Jan 5 2010   6:20PM GMT

SMART jumps into SSD fray

Dave Raffo Dave Raffo Profile: Dave Raffo

Computer memory vendor SMART Modular Technologies is joining the solid state drive market with what it calls enterprise-grade multi-level cell (MLC) SSDs to challenge STEC and PCI Express flash to take on Fusion-io.

SMART, a public company based in Newark, CA, today said its enterprise MLCs are available for OEM partners to test. The vendor already has PCI Express NAND cards sampling with OEMs, but no design wins.

SMART’s XceedIOPS SATA is available in 1.8-inch and 2.5-inch form factors and ranging in capacity from 25 GB to 400 GB. SMART uses SandForce’s SF-1500 SSD controller and Micron’s raw Flash chips, according to SMART marketing director Esther Spanjer.

Single-level cell (SLC) XceedIOPS SSDs are also available, but Spanjer says most of the interest from SMART’s prospective OEM partners is for the enterprise MLC drives.

When SSD drives first made their way into enterprise storage last year, MLC devices were considered inadequate because they wear out faster than SLCs. But vendors such as STEC, Fusion-io and now SMART have worked on increasing the reliability of MLCs to make them viable lower-cost alternatives to SLCs for the enterprise.

SSD reliability is measured by program/erase (P/E) cycles, the higher the better. SMART claims its MLCs have program/erase cycles of 20,000, which is about double the industry accepted figures for MLC devices but still about one-fifth of the SLC P/E cycles.

SMART’s press release issued today says the drives are the first enterprise-level MLCs, but that’s not the case. STEC has been sampling its enterprise MLCs since August. Spanjer says SMART will offer its MLCs SSDs at a much lower price than STEC. XceedIOPS costs $400 for a 50GB card and $1,300 for 100 GB (the same price as for a 200 GB SLC device). STEC hasn’t announced pricing for its MLC SSDs, which run up to 800 GB.

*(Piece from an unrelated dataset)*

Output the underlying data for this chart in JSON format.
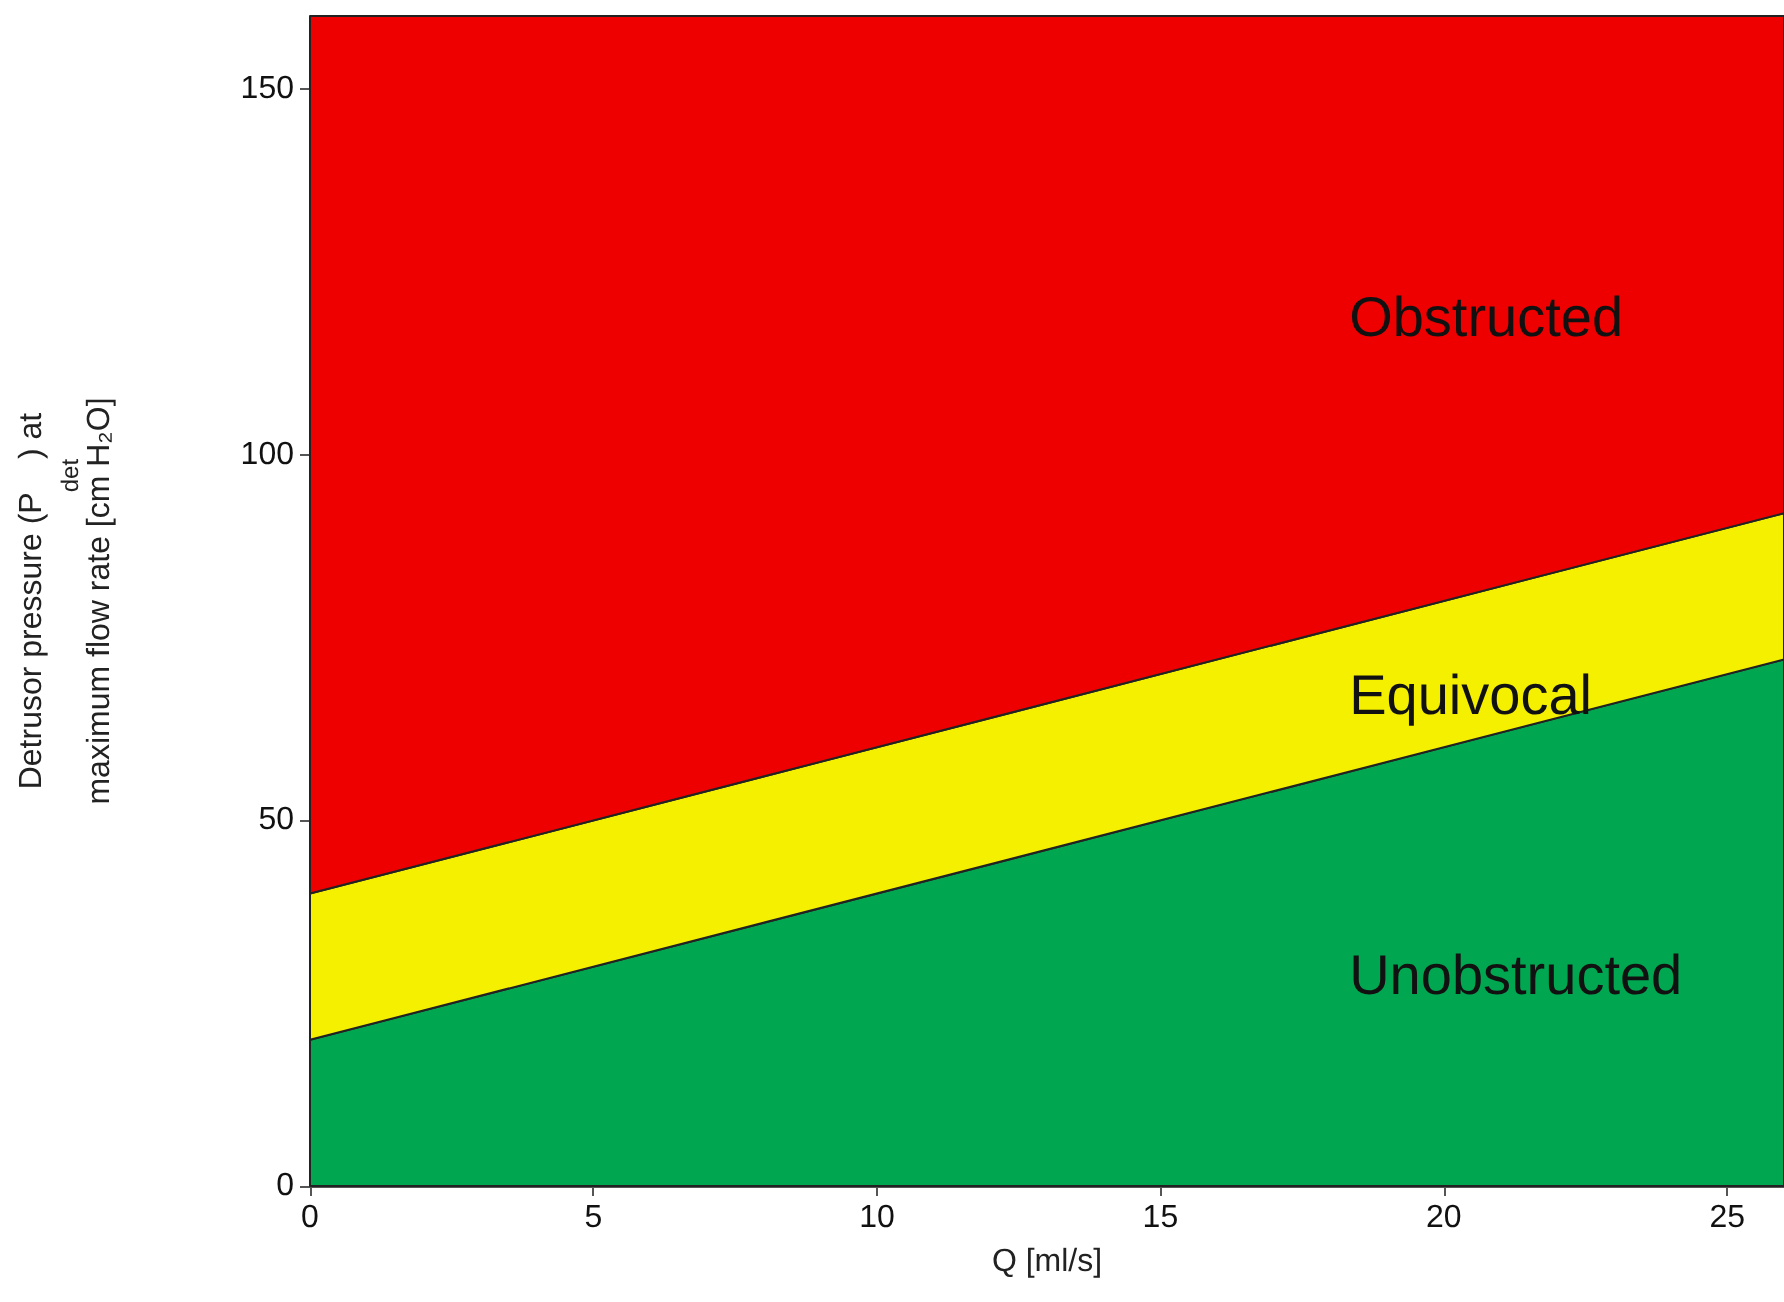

SMART is also working on SAS interfaces for SSDs and while Spanjer said she couldn’t divulge too much about future products, she says its unlikely that the vendor will make a Fibre Channel SSD to compete with STEC. “It seems like the Fibre Channel market is phasing out,” she said. “I don’t think anybody in their right mind would come out with a Fibre Channel drive.”

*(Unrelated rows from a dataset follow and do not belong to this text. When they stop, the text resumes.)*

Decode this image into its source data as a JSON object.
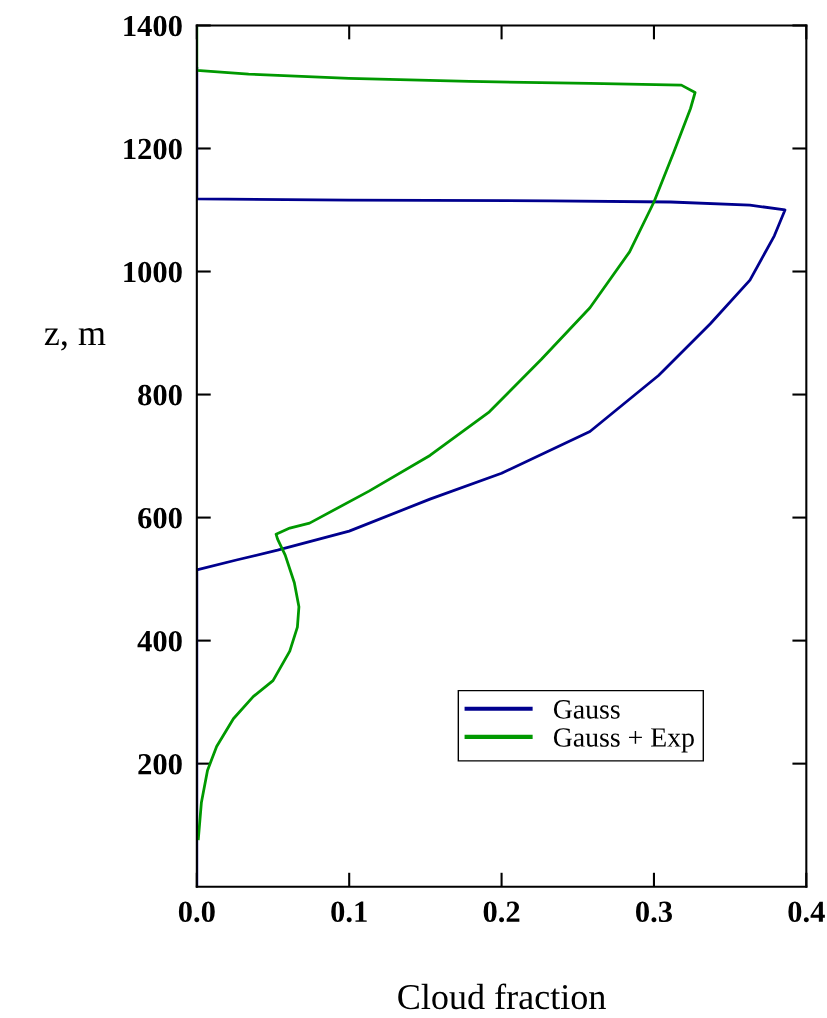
{
  "chart_data": {
    "type": "line",
    "xlabel": "Cloud fraction",
    "ylabel": "z, m",
    "xlim": [
      0,
      0.4
    ],
    "xticks": [
      {
        "value": 0,
        "label": "0.0"
      },
      0.1,
      0.2,
      0.3,
      0.4
    ],
    "ylim": [
      0,
      1400
    ],
    "yticks": [
      200,
      400,
      600,
      800,
      1000,
      1200,
      1400
    ],
    "legend": "bottom",
    "grid": false,
    "marker": "none",
    "line_style": "solid",
    "series": [
      {
        "name": "Gauss",
        "color": "#00008e",
        "x": [
          0,
          0,
          0.026,
          0.053,
          0.1,
          0.153,
          0.2,
          0.258,
          0.303,
          0.337,
          0.363,
          0.379,
          0.386,
          0.363,
          0.311,
          0.232,
          0.1,
          0,
          0
        ],
        "values": [
          0,
          515,
          531,
          547,
          578,
          630,
          672,
          740,
          831,
          915,
          986,
          1058,
          1100,
          1108,
          1113,
          1115,
          1116,
          1118,
          1330
        ]
      },
      {
        "name": "Gauss + Exp",
        "color": "#009900",
        "x": [
          0.001,
          0.003,
          0.007,
          0.013,
          0.024,
          0.037,
          0.05,
          0.061,
          0.066,
          0.067,
          0.064,
          0.058,
          0.053,
          0.052,
          0.061,
          0.074,
          0.113,
          0.153,
          0.192,
          0.226,
          0.258,
          0.284,
          0.3,
          0.313,
          0.324,
          0.327,
          0.318,
          0.258,
          0.179,
          0.1,
          0.034,
          0,
          0
        ],
        "values": [
          78,
          137,
          189,
          228,
          273,
          309,
          335,
          383,
          422,
          455,
          494,
          539,
          565,
          573,
          583,
          591,
          643,
          701,
          772,
          857,
          941,
          1032,
          1113,
          1194,
          1265,
          1291,
          1303,
          1306,
          1309,
          1314,
          1321,
          1327,
          1400
        ]
      }
    ]
  }
}
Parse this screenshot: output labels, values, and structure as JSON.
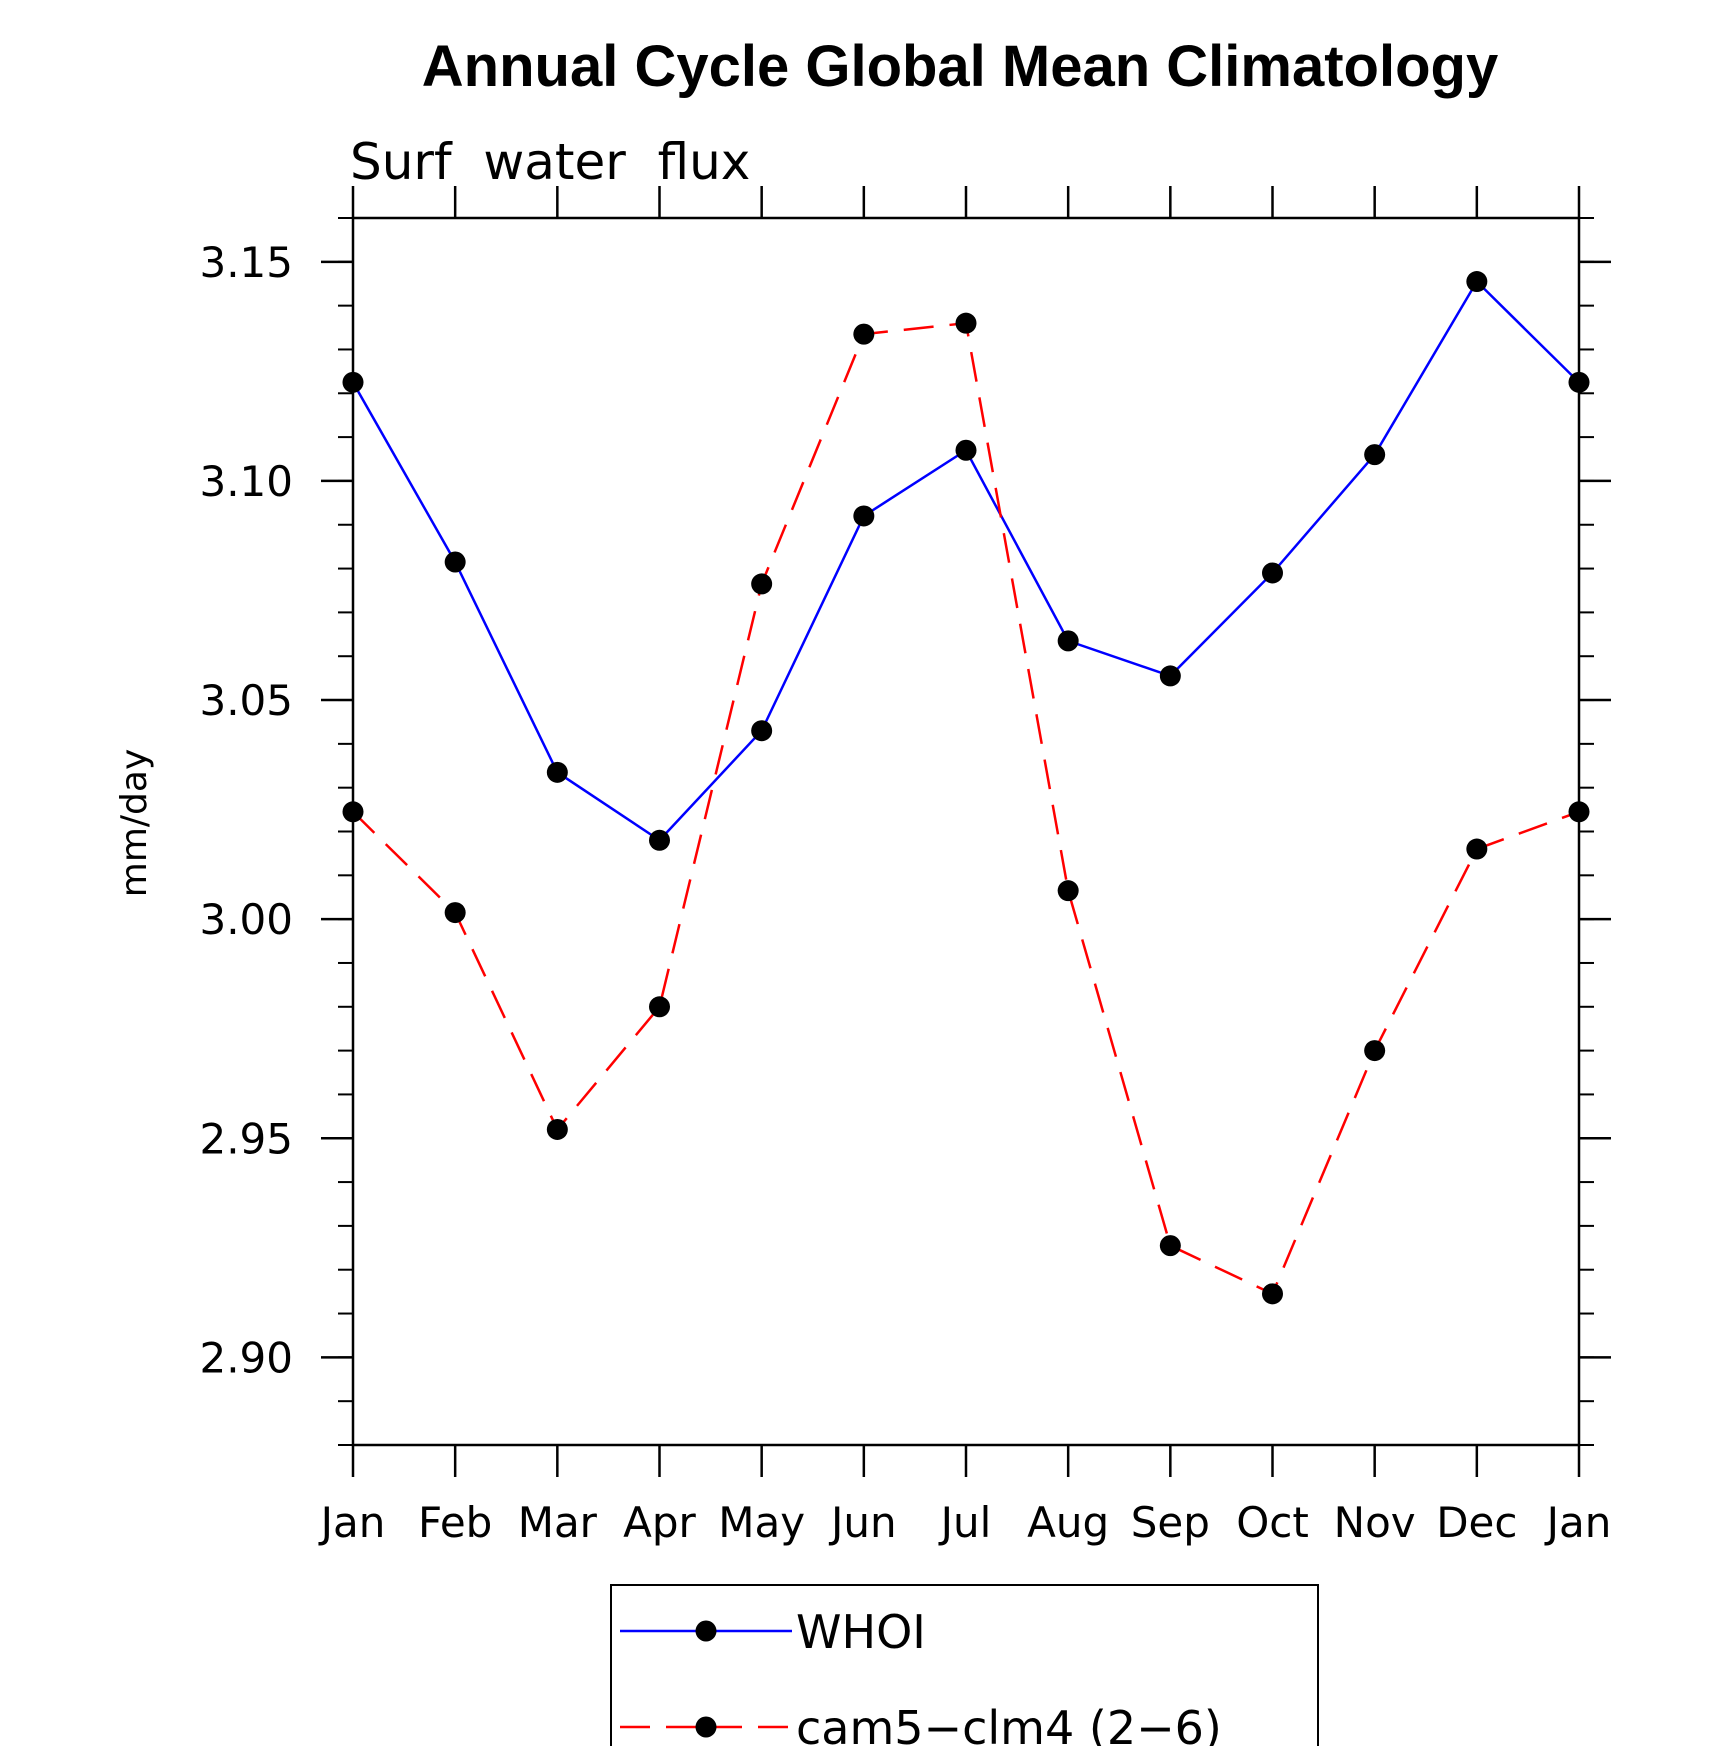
{
  "chart_data": {
    "type": "line",
    "title": "Annual Cycle Global Mean Climatology",
    "subtitle": "Surf  water  flux",
    "xlabel": "",
    "ylabel": "mm/day",
    "categories": [
      "Jan",
      "Feb",
      "Mar",
      "Apr",
      "May",
      "Jun",
      "Jul",
      "Aug",
      "Sep",
      "Oct",
      "Nov",
      "Dec",
      "Jan"
    ],
    "ylim": [
      2.88,
      3.16
    ],
    "yticks": [
      2.9,
      2.95,
      3.0,
      3.05,
      3.1,
      3.15
    ],
    "ytick_labels": [
      "2.90",
      "2.95",
      "3.00",
      "3.05",
      "3.10",
      "3.15"
    ],
    "grid": false,
    "legend_position": "bottom-center",
    "series": [
      {
        "name": "WHOI",
        "color": "#0000ff",
        "dash": "solid",
        "marker": "filled-circle",
        "values": [
          3.1225,
          3.0815,
          3.0335,
          3.018,
          3.043,
          3.092,
          3.107,
          3.0635,
          3.0555,
          3.079,
          3.106,
          3.1455,
          3.1225
        ]
      },
      {
        "name": "cam5−clm4 (2−6)",
        "color": "#ff0000",
        "dash": "dashed",
        "marker": "filled-circle",
        "values": [
          3.0245,
          3.0015,
          2.952,
          2.98,
          3.0765,
          3.1335,
          3.136,
          3.0065,
          2.9255,
          2.9145,
          2.97,
          3.016,
          3.0245
        ]
      }
    ]
  }
}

She said SMART is sampling its SSDs with enterprise storage vendors and expects OEMs to start shipping the drives this year. SMART’s PCI Express Flash cards have been sampling since the fourth quarter, and could start shipping with OEMs by mid-year. Spanjer wouldn’t say which OEMs are testing the SSDs, but SMART counts Hewlett-Packard, Cisco, and Dell as its largest DRAM customers.

Enterprise Strategy Group analyst Mark Peters says he’s not familiar with SMART, but knows of the SandForce controller and sees an opening for enterprise MLC because of its cost advantages over SLC. “The SandForce controller that SMT is using has great potential from everything I’ve seen,” Peters wrote in an email to Storage Soup.

Peters sees a layered approach to SSDs developing. “We will have a hierarchy of SSD, much as we do of HDDs today so there’s room for plenty of choices to exist in the market,” he wrote. “SLC is pretty much limited to the high end data processing world, which represents a very small part of the overall solid state memory consumption. Longer term, this could mean SLC might not be manufactured (although for now my industry contacts say there’s enough demand to sustain it), but would almost certainly mean a relatively higher price on the SLC media, compared to the ‘standard’ MLC (or whatever it will be in a few years).”